The Corner

Elections

Annals of Evolution

Republican vice-presidential nominee Senator JD Vance (Ohio) and Republican presidential nominee and former president Donald Trump at a rally in Grand Rapids, Mich., July 20, 2024 (Tom Brenner / Reuters)

My column today begins with a tricky subject: modes of speech. Many people have different modes of speech, for different audiences and different occasions. Kamala Harris is accused of “talking black,” selectively. Infamously, Senator Harry Reid said that Barack Obama had “no Negro dialect, unless he wanted to have one.” William F. Buckley Jr. had an interesting encounter with Jimmy Carter, linguistically. Anyway, I lead my column with this.

What else is there? Myriad subjects, including JD Vance. A headline from CNN reads, “JD Vance got a former professor to delete a blog post he wrote in 2012 attacking GOP over anti-immigrant rhetoric.” Story here. Yes, he got the professor to delete it, but the post survived.

“Sometimes you want to airbrush,” I say in my column. “But sometimes technology — The Machine — won’t let you.”

Here on the Corner, I would like to quote JD Vance in 2012 — and link him to the Donald Trump of the same year. After the 2012 election, Vance wrote the following:

When the 2008 election was called for Obama, I remember thinking: maybe this will teach my party some very important lessons. You can’t nominate people, like Sarah Palin, who scare away swing voters. You can’t actively alienate every growing bloc of the American electorate — Blacks, Latinos, the youth — and you can’t depend solely on the single shrinking bloc of the electorate — Whites.

Vance further wrote,

Republicans lose minority voters for simple and obvious reasons: their policy proposals are tired, unoriginal, or openly hostile to non-whites.

A bit more:

I became a conservative in large part because I felt that the Right was far more honest about the real state of the world. Yet a significant part of Republican immigration policy centers on the possibility of deporting 12 million people (or “self deporting” them). Think about it: we conservatives (rightly) mistrust the government to efficiently administer business loans and regulate our food supply, yet we allegedly believe that it can deport millions of unregistered aliens. The notion fails to pass the laugh test.

Very interesting, in light of the 2024 campaign (and in light of a lot of things). Vance was interesting in 2016, as well as 2012: “There are, undoubtedly, vile racists at the core of Trump’s movement.” And: “Trump makes people I care about afraid. Immigrants, Muslims, etc. Because of this I find him reprehensible. God wants better of us.”

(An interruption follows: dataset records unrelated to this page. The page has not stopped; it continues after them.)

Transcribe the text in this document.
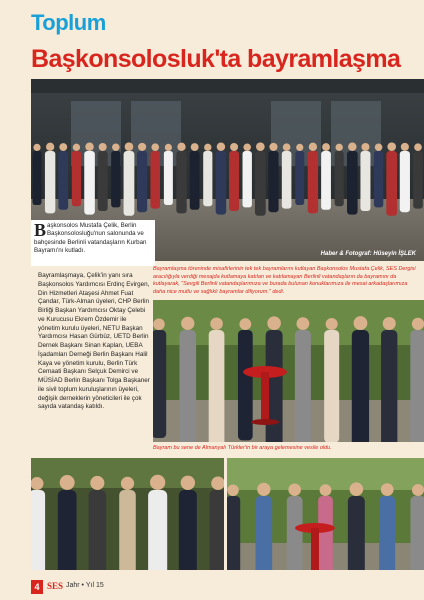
Toplum
Başkonsolosluk'ta bayramlaşma
Haber & Fotograf: Hüseyin İŞLEK
Başkonsolos Mustafa Çelik, Berlin Başkonsolosluğu'nun salonunda ve bahçesinde Berlinli vatandaşların Kurban Bayramı'nı kutladı.
Bayramlaşmaya, Çelik'in yanı sıra Başkonsolos Yardımcısı Erdinç Evirgen, Din Hizmetleri Ataşesi Ahmet Fuat Çandar, Türk-Alman üyeleri, CHP Berlin Birliği Başkan Yardımcısı Oktay Çelebi ve Kurucusu Ekrem Özdemir ile yönetim kurulu üyeleri, NETU Başkan Yardımcısı Hasan Gürbüz, UETD Berlin Dernek Başkanı Sinan Kaplan, UEBA İşadamları Derneği Berlin Başkanı Halil Kaya ve yönetim kurulu, Berlin Türk Cemaati Başkanı Selçuk Demirci ve MÜSİAD Berlin Başkanı Tolga Başkaner ile sivil toplum kuruluşlarının üyeleri, değişik derneklerin yöneticileri ile çok sayıda vatandaş katıldı.
Bayramlaşma töreninde misafirlerinin tek tek bayramlarını kutlayan Başkonsolos Mustafa Çelik, SES Dergisi aracılığıyla verdiği mesajda kutlamaya katılan ve katılamayan Berlinli vatandaşların da bayramını da kutlayarak, "Sevgili Berlinli vatandaşlarımıza ve burada bulunan konuklarımıza ile mesai arkadaşlarımıza daha nice mutlu ve sağlıklı bayramlar diliyorum." dedi.
Bayram bu sene de Almanyalı Türkler'in bir araya gelemesine vesile oldu.
4 SES Jahr • Yıl 15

Vance has explained his about-face — his fervent embrace of Trump and Trumpism — by saying that he had been misled by “the media.” Yeah. When in doubt, say “the media.” Usually works like a charm.

Back to 2012, however. After the election, Donald Trump was voluble, saying, “Republicans didn’t have anything going for them with respect to Latinos and with respect to Asians.” He continued, “The Democrats didn’t have a policy for dealing with illegal immigrants, but what they did have going for them is they weren’t mean-spirited about it. They didn’t know what the policy was, but what they were is, they were kind.”

Huh.

Trump then said, “He had a crazy policy of self-deportation, which was maniacal.” (He was referring to Mitt Romney.) “It sounded as bad as it was, and he lost all of the Latino vote. He lost the Asian vote. He lost everybody who is inspired to come into this country.”

Holy cow: everybody who is inspired to come into this country. Sounds kinda liberal . . .

Obviously, politicians, and other people, “evolve” — in ways good and bad. Today, Trump and Vance are running a campaign that smells of nativism, making a collective bogeyman out of immigrants, legal and illegal. Trump says repeatedly that immigrants are “poisoning the blood of this country.” In my view, Mitt Romney was sensible about immigration: firm yet decent. Trump and Vance are a completely different kettle of fish.

Vance is very different from his predecessor: Trump’s former running mate and, indeed, vice president, Mike Pence. This year, Pence has declined to endorse Trump. In my column today, I quote Vance: “In reality, if Donald Trump wanted to start a nuclear war with Russia, Mike Pence would be at the front of the line endorsing him right now.”

This is the way the Left used to talk about us — used to talk about us conservatives. Because we advocated firmness toward aggressors, we were itchin’ for nuclear war, you see.

Why haven’t conservatives come down on Vance? Why haven’t conservatives, as a class, come down on him for this calumny? They are very reluctant — all too — to cross populists.